Find out more in the online brochure.

London Open House weekend

22-23 September
The annual favourite weekend of architecture and design buffs, budding historians, and nosy sods like me; find out what goes on behind the normally-closed doors of your home city.

Alongside plenty of exciting, grand buildings that will be open to the public in town, Deptford is pretty well represented. You can go up the Seager Distillery tower (the views from the top may be the only thing that commends it!), have a tour of Tidemill School and the Deptford Lounge, or pay a visit to the SE London Combined Heat & Power facility on Landmann Way off Surrey Canal Road. There's plenty more going on so take a look at the online listings to plan your day.

The Vanishing Point

On Saturday 15 September, the Vanishing Point presents an immersive screening of Silent Running using the rooftop and gallery spaces of Utrophia gallery (120 Deptford High Street, London, SE8 4NS) at 7.30pm.

The organisers say: "Silent Running is the directorial debut of Douglas Trumbull (noted for his stunning visual effects work on Blade Runner and 2001: A Space Odyssey) and is described by critic Mark Kermode as “One of my all time favourite movies and one of the greatest sci-fi films ever”. The event will feature interaction with crew members from The Valley Forge, garden areas, secret special musical guests, a blast off bar, food stalls and immersive installations inspired by the film. 

"Come along dressed in tie-dye or robot inspired costumes and get in at a reduced rate of £10 on the door! Advance tickets are available now through our website- Guests will be sitting on a rooftop during the screening and are invited to bring blankets and cushions for additional comfort."

Octopump 2 Festival at the Royal Albert

21-23 September
Something for the grown-ups with the second 'Octopump' festival taking place at one of my favourite local pubs. Already the list of beers on offer is making my mouth water, with Darkstar, Redemption, Vale, Thornbridge and Harviestoun all mentioned, as well as Kent, London Fields and By the Horns. Having spent most of a recent festival weekend supping Vale Pale Ale, I would be dead chuffed if I was able to get a pint or two in my local!

Rob from the Royal Albert says: "As last year the focus will be on the quality and selection of beer and cider as well as the following:

-Live music
-Yard of ale shenanigans
-Drinks offers (buy seven pints get the eighth free!) (not all in one night I hope! - ed)
-Camra discounts
-Take away beer cartons
-The return of Holly the Hoptapus!

Also this year we will have an even bigger selection of beers and ciders as we will not only have our eight pumps (which seem a little old hat now) but we are clearing out space next door to rack ales and have a cider stall. There may even be a gazebo and a deck chair or two out front if you’re lucky."

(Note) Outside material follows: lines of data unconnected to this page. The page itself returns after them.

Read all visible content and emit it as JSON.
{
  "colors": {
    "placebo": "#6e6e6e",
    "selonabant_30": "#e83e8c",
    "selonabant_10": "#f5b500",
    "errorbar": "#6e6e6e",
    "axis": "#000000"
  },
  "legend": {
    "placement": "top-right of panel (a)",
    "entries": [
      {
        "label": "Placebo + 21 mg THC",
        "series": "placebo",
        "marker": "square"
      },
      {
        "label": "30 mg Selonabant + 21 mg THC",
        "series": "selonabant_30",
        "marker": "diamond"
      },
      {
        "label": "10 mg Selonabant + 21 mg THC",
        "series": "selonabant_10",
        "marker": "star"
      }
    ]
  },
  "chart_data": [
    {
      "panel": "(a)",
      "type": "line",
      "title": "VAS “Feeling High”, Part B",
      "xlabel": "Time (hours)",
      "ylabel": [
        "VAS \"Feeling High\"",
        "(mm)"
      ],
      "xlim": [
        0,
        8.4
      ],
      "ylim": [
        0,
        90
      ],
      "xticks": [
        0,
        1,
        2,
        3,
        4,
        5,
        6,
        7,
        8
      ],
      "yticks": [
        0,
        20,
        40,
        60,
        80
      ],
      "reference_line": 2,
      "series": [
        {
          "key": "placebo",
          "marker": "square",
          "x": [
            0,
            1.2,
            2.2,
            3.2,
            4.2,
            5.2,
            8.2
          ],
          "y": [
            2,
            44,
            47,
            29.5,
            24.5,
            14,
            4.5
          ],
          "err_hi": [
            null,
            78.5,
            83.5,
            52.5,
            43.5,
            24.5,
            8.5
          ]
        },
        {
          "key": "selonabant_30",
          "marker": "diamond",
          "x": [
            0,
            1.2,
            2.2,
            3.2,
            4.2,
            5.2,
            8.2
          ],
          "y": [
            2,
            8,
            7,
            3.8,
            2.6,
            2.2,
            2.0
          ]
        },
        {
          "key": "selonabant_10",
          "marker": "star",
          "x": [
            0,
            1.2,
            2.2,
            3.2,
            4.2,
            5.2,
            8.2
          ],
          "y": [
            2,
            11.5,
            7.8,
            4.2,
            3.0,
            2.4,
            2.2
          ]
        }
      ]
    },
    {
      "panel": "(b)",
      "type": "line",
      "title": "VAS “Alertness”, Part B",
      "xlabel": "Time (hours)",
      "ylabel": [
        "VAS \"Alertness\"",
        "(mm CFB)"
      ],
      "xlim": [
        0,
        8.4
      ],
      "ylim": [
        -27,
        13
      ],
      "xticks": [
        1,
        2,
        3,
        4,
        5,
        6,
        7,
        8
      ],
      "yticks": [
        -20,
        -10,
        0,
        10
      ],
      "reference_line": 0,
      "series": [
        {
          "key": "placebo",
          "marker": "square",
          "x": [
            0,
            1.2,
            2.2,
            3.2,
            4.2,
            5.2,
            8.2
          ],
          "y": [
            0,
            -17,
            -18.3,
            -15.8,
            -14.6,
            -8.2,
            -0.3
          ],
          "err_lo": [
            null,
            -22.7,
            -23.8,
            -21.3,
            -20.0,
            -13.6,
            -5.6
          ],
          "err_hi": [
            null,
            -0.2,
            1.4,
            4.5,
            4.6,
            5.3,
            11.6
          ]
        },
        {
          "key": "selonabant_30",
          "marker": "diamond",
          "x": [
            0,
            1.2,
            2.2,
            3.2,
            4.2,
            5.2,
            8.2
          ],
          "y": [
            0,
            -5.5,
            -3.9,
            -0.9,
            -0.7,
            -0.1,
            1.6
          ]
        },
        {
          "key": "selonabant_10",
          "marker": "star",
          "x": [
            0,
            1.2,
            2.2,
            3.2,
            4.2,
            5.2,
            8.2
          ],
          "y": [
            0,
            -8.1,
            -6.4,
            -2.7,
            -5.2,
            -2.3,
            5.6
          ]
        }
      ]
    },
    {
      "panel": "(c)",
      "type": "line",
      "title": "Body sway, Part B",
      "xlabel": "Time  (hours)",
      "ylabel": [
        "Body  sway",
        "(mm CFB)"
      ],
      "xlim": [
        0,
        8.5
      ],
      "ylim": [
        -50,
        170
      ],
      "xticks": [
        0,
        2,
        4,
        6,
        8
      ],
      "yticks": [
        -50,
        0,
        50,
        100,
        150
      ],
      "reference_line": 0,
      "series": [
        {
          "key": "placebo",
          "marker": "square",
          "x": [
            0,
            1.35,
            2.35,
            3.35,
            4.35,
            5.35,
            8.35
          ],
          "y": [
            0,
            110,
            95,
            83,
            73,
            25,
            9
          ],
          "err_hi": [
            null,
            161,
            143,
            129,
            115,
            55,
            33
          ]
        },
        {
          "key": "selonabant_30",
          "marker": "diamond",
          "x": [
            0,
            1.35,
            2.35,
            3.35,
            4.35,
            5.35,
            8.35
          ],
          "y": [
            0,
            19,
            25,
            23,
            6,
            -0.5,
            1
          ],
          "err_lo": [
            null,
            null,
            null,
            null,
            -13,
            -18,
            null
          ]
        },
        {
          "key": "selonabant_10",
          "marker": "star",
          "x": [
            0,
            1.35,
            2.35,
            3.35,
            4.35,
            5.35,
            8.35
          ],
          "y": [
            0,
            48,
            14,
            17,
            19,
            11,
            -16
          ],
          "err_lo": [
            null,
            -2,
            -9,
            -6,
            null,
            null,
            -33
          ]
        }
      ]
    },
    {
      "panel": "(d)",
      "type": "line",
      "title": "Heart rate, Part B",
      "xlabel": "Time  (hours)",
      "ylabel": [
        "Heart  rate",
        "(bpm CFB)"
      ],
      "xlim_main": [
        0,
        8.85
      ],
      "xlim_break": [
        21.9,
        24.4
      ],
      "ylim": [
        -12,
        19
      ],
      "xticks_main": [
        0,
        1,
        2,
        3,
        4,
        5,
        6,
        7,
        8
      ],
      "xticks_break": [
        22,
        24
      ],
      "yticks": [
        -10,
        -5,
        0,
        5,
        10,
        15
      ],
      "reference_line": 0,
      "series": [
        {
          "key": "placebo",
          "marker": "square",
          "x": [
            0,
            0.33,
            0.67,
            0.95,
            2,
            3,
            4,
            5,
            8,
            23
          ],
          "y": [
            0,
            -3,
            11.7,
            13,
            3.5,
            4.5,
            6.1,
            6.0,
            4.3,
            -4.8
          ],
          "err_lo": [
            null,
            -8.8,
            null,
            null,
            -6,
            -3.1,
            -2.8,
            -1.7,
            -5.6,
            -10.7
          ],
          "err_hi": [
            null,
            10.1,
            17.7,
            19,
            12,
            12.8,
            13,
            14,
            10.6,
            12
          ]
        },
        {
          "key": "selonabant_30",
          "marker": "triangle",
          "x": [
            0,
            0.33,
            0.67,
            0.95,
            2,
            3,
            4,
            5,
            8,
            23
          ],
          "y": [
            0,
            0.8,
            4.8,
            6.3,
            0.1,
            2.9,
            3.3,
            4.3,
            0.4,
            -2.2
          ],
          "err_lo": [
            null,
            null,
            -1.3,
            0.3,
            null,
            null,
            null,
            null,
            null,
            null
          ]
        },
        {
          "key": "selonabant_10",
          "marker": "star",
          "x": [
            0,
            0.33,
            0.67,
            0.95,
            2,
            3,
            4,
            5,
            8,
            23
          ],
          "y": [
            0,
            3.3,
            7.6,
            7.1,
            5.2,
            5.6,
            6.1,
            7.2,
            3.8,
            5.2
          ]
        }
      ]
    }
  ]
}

The Great Greenwich Treasure Hunt

Finally, a little further afield - on Sunday 16th September Greenwich Oxfam Fundraising Group in conjunction with Visit Greenwich invites you to join The Great Greenwich Treasure Hunt.

The event is being sponsored by a number of local businesses with Goddard's Pies as the main sponsor; some 150 participants are expected to take part and the intention is to raise £1300 for Oxfam.

The treasure hunt will consist of a number of questions which teams must answer in the required time by visiting sites and businesses around Greenwich town centre. There will be some great prizes which have been donated by local businesses. These include a two course lunch with drinks for six at Goddard's restaurant and six tickets for any show at Greenwich Theatre. The recommended team size is four to six people and the event is suitable for all ages.

Tickets are on sale now at and also in person from both the Greenwich Tourist Information Centre on the Old Royal Naval College site and the Greenwich Oxfam bookshop. They are priced at £8, £6 for students and £5 for under 16s. There are also family tickets available for £20 for up two adults and two under 16s. The organisers recommend you get your tickets in advance as the event is likely to sell out.